GDP growth has been anemic.  In the 70 years between 1947 and 2017, the average GDP growth was 3.22%.  More recently, in the eight years from 2007 through 2014, GDP growth averaged a meagre 1.21%.  In the fourth quarter of 2017, the rate was higher, but just 2.6%.  The chronically poor rate of growth seems closely tied to a miserable rate of labor productivity, which sank to -0.1% in the 4th quarter of 2017.  There does not seem to be a shortage of workers, even with the 4.1% unemployment rate, although small businesses voice the usual complaints of a lack of specialized skills.  There is no surge of people dropping out of the labor force.

Workers leveraged computer and internet technology to boost growth in the 1990 to 2010 period.  We likewise have great hopes that robotics and artificial intelligence will be the golden strain of capital investments that boost labor productivity.  But so far, that new wave of technologies has made little improvement in productivity.

For a couple of decades, industrial robots have been welding cars parts together to produce a chassis, inserting front and rear windows, and rapidly painting the right color and finish on cars.  Such task needing skills and brute force are done without help from the human assembly line workers.  In many respects, the auto-plant workers have been promoted to supervisors, troubleshooters, parts expediters and maintenance support for the robots.  In medicine, some surgeries are better done by robots that are not subject to fatigue or slight tremors in their “hand.”
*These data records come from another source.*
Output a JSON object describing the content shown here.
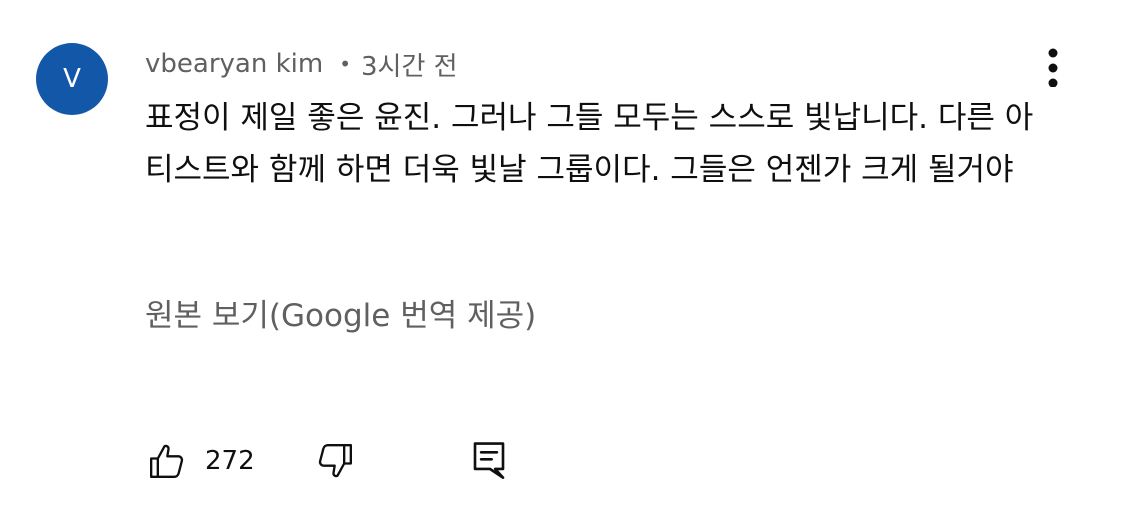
{
  "comment": {
    "avatar_letter": "V",
    "avatar_color": "#1358a8",
    "author": "vbearyan kim",
    "separator": "•",
    "time_ago": "3시간 전",
    "text": "표정이 제일 좋은 윤진. 그러나 그들 모두는 스스로 빛납니다. 다른 아티스트와 함께 하면 더욱 빛날 그룹이다. 그들은 언젠가 크게 될거야",
    "translation_note": "원본 보기(Google 번역 제공)",
    "like_count": "272"
  },
  "icons": {
    "more": "more-vertical-icon",
    "like": "thumbs-up-icon",
    "dislike": "thumbs-down-icon",
    "reply": "reply-comment-icon"
  },
  "colors": {
    "text_primary": "#0f0f0f",
    "text_secondary": "#606060",
    "background": "#ffffff"
  }
}
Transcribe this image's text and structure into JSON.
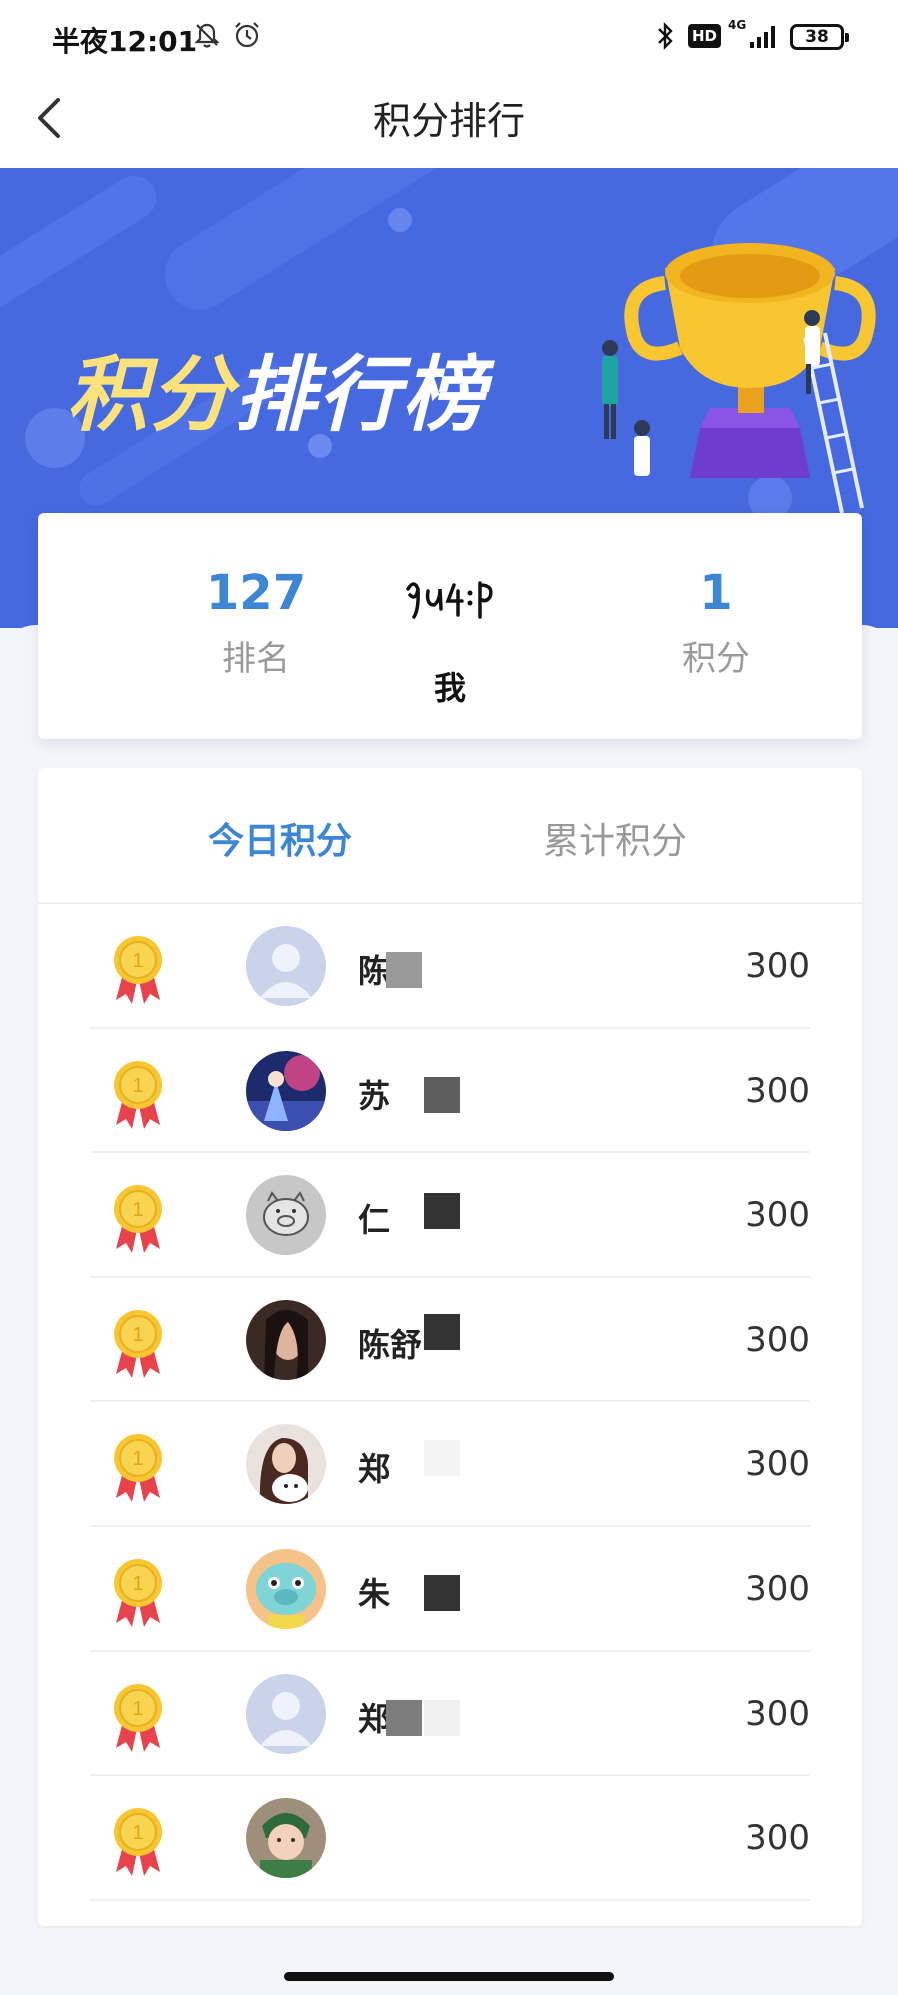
{
  "status_bar": {
    "time": "半夜12:01",
    "network_label": "4G",
    "hd_label": "HD",
    "battery": "38"
  },
  "nav": {
    "title": "积分排行"
  },
  "banner": {
    "title_part1": "积分",
    "title_part2": "排行榜"
  },
  "my_stats": {
    "rank_value": "127",
    "rank_label": "排名",
    "name": "我",
    "score_value": "1",
    "score_label": "积分"
  },
  "tabs": {
    "today": "今日积分",
    "total": "累计积分",
    "active": "today"
  },
  "ranking": [
    {
      "name": "陈",
      "score": "300",
      "avatar": "default-avatar"
    },
    {
      "name": "苏",
      "score": "300",
      "avatar": "anime-avatar"
    },
    {
      "name": "仁",
      "score": "300",
      "avatar": "pig-sketch-avatar"
    },
    {
      "name": "陈舒",
      "score": "300",
      "avatar": "portrait-avatar"
    },
    {
      "name": "郑",
      "score": "300",
      "avatar": "girl-dog-avatar"
    },
    {
      "name": "朱",
      "score": "300",
      "avatar": "cartoon-pig-avatar"
    },
    {
      "name": "郑",
      "score": "300",
      "avatar": "default-avatar"
    },
    {
      "name": "",
      "score": "300",
      "avatar": "baby-avatar"
    }
  ],
  "colors": {
    "accent": "#3d86d6",
    "banner": "#4669e0",
    "title_yellow": "#fbe27a",
    "medal_gold": "#f7c631",
    "medal_ribbon": "#e8424c"
  }
}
Artificial intelligence systems have shown high-powered intelligence through success in chess, poker, and the game of Go.  AI systems have helped physicians diagnose disorders, are mastering self-driving for automobiles, and are the human speech interpreters behind the Cortana, Siri and Alexa personal assistants.

Custom made AI is unavailable to help most US workers, but that omission may be cured soon. Developers at Google and Microsoft are working on development of customized AI systems.  That development should sharply reduce the cost of AI systems.  A custom-purposed AI at a low price point is likely to be the winning formula for equipping many more US workers with the productivity-boost of an “AI companion.”

The lack of detectable productivity hikes from AI is surely a consequence of insufficient investment and time for the technology to be integrated into business workflows.  Recent federal tax reform may well provide the economic incentives for businesses install custom AI systems as job companions for selected workers.  The productivity spike they bring may be counted as productivity from capital and labor, but we will be happy to take the win, regardless of how its named.